Bloom, who is regarded as a pioneer in environmental sustainability, developed the first operations manual for environmentally sustainable practices in the hotel industry. Today, that plan is now used in over 5 million hotel bedrooms worldwide. (It’s why guests at many hotels can choose whether or not to have their towels washed every night, saving millions of gallons of water.)
These days, Bloom has switched his focus to the social aspects of sustainability.
“Somehow,” he says, “we seem to have decided that unless our limited view of seeing and hearing is satisfied, nothing beyond that is of value. And that is sheer nonsense. We know there’s a whole range of sounds that are beyond our ability to hear. And cosmologists know that there are stars and planets we cannot see. We know that there are intelligences beyond our deepest understandings. And if you recognize that, you ultimately have to speak about love. You have to speak about connectedness.”
He continues, “Take this example. The British government recently calculated that it costs $40,000 every time an ex-prisoner reoffends and returns to the penal system. But it costs $7,500 to bring together resources that teach a previous offender and advise that person on job creation, anger management and housing, etc., advice that might very well keep that same person from reoffending.”

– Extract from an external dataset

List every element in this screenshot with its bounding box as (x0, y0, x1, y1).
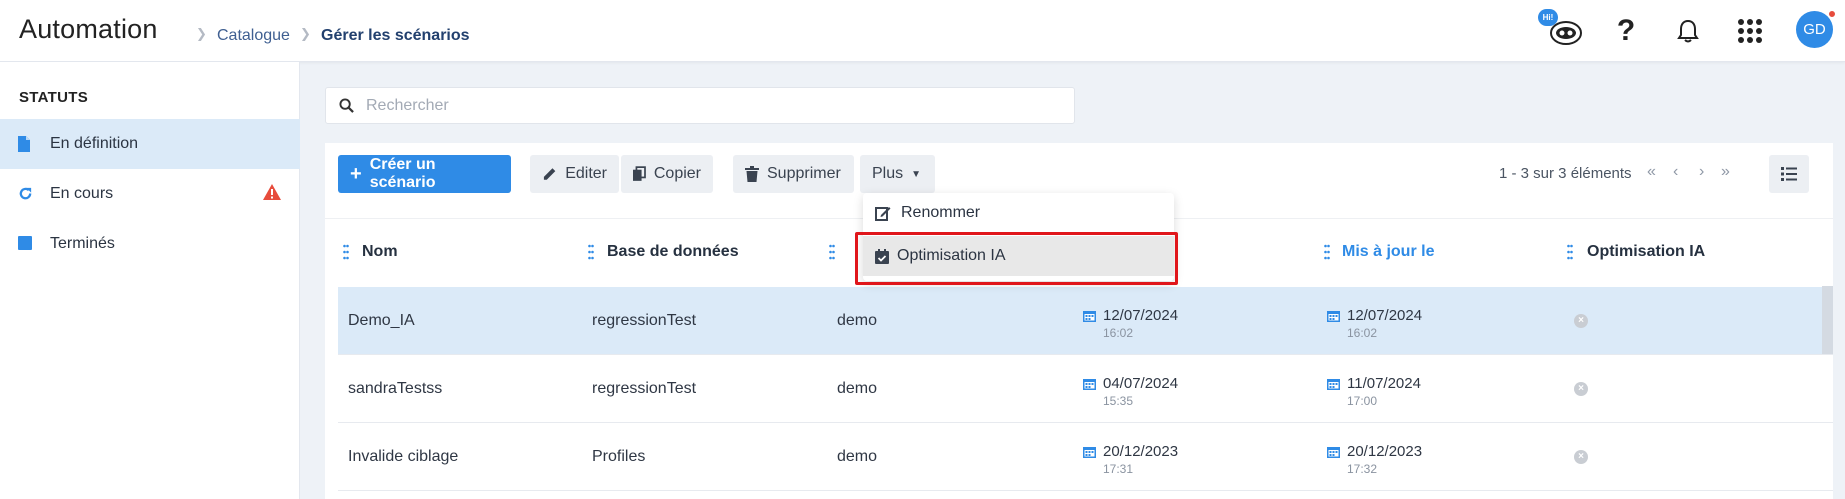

Governments, unfortunately, aren’t great at putting together these types of programs and funding initiatives, says Bloom. But many charities are. He points to a recently funded $7.5 million bond by a philanthropic prisoner charity in the U.K. aimed at rehabilitating prison inmates.

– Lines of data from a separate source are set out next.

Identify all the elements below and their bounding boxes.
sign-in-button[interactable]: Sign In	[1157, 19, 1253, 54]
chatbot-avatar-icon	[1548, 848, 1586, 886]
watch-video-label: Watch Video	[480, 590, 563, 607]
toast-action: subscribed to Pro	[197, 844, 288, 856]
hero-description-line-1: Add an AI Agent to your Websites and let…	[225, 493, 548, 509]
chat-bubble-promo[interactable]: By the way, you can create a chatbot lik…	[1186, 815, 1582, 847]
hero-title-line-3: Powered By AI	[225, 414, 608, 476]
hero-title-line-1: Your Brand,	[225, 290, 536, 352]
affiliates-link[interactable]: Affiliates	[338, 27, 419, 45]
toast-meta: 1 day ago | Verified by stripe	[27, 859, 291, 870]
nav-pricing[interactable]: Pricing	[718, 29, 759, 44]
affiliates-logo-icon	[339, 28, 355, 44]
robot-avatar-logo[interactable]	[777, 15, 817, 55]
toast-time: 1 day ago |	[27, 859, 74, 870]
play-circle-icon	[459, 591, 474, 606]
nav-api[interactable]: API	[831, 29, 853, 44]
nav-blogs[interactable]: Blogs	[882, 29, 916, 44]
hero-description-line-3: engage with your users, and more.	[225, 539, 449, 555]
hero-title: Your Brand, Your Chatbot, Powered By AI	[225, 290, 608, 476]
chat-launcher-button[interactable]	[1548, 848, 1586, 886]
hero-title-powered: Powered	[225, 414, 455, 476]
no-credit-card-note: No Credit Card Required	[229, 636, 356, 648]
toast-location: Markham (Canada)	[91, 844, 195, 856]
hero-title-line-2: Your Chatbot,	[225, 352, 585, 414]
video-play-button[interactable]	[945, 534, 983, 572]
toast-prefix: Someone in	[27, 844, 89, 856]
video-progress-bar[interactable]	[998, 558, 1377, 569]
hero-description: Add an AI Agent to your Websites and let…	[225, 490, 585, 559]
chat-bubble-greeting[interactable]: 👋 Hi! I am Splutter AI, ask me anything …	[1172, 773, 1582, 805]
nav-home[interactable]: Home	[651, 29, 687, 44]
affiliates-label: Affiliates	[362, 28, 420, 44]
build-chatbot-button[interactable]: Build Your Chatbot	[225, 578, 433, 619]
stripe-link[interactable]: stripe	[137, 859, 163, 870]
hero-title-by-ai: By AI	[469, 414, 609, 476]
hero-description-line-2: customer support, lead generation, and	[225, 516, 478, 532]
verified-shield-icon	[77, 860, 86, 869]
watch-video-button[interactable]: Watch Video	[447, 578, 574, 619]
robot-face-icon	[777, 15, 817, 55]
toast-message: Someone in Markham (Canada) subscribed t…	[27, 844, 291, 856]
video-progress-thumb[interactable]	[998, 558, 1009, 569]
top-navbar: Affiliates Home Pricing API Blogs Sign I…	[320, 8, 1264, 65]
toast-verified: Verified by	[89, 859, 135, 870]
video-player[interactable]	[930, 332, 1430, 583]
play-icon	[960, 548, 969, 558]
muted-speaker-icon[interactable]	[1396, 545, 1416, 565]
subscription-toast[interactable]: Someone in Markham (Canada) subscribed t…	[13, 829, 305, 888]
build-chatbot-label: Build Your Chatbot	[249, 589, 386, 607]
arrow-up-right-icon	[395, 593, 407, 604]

“Before this experiment, the recidivism rate at that prison was 85 percent,” he says. “After the program was implemented, however, it was so successful that the charity redeemed the bond and enjoyed a seven percent return. And that money was reinvested! This is the beginning of an understanding regarding the value of positive externalities.”
Bloom says he’s always optimistic about the human condition, and the future. Yet, he’s mindful of the steep challenges we face.
“As our society evolves to the point of ‘a change of age,’ things begin to break down. Naturally, we focus on that,” he says. “We see a broken political system that struggles to accomplish anything. But we shouldn’t be too focused on what is breaking down. Perhaps, instead, we should focus on what’s breaking through – what is trying to emerge. Maybe our confrontational politics are creating an opening, a space for a new way of governing. I know the young people among us see this. We should be looking at what alternative systems are emerging and we should be ready to encourage and embrace those, as they truly are our future!”